Believe uses POV footage which does have its pros and cons. For horror, it is a great way to convey a realistic feel. Along with this form of ‘home’ footage, there is this unpredictability to it because you are not prepared for what you will see next. The audience are typically warned about upcoming jump scares through the background music which tends to build up the intensity of the film. However, the audience remain in the dark and certain scenes can come as a shock and strike the most fear because we have not had that ease into a scene. This makes POV perfect for horror cinema as the genre itself is there to frighten and leave you in a state of apprehension. However, the drawbacks with this are visual issues, it can be difficult to make out what is happening on screen with the shakiness of the camera or awkward camera angles which block out certain moments within a scene.

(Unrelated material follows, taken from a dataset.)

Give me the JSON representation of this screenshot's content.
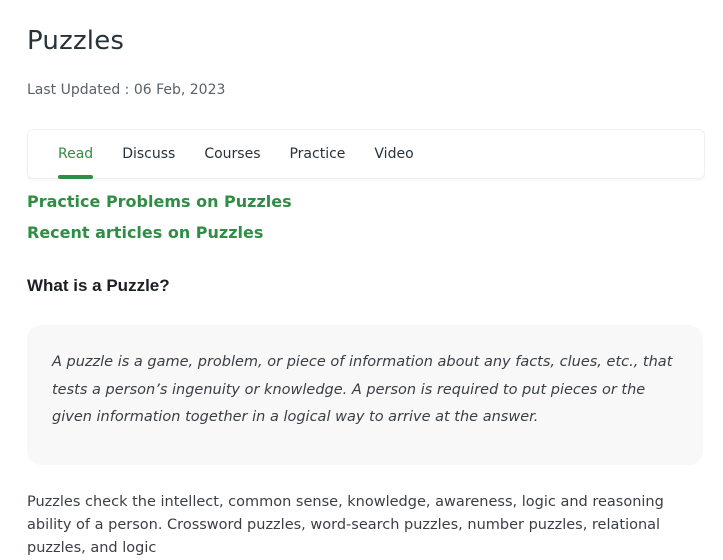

It would have been great to see more of a build-up of these eerie events that take place in Sean’s flat. It’s also worth noting that this short does have the potential to be feature length. The moving of objects, glimpses of dark figures lurking in hallways and the development of Sean’s character as he is slowly driven into madness, would have really made for an engaging and classic horror film.
Peter Stead, director, and starring in Believe does include many of the pieces needed to construct a successfully chilling film. The narrative is clear and concise, the acting is realistic and the use of a POV camera is perfect for this kind of genre. It is because of all these elements that it would have been great to see this story expanded into a full feature film. This short has a lot of potential for the audience to see the gradual movement of the story and capture Sean’s fear at each stage and would have created a great impact. Believe shakes up our inner most fears and teases our curiosities into the dark and strange making for a compelling watch.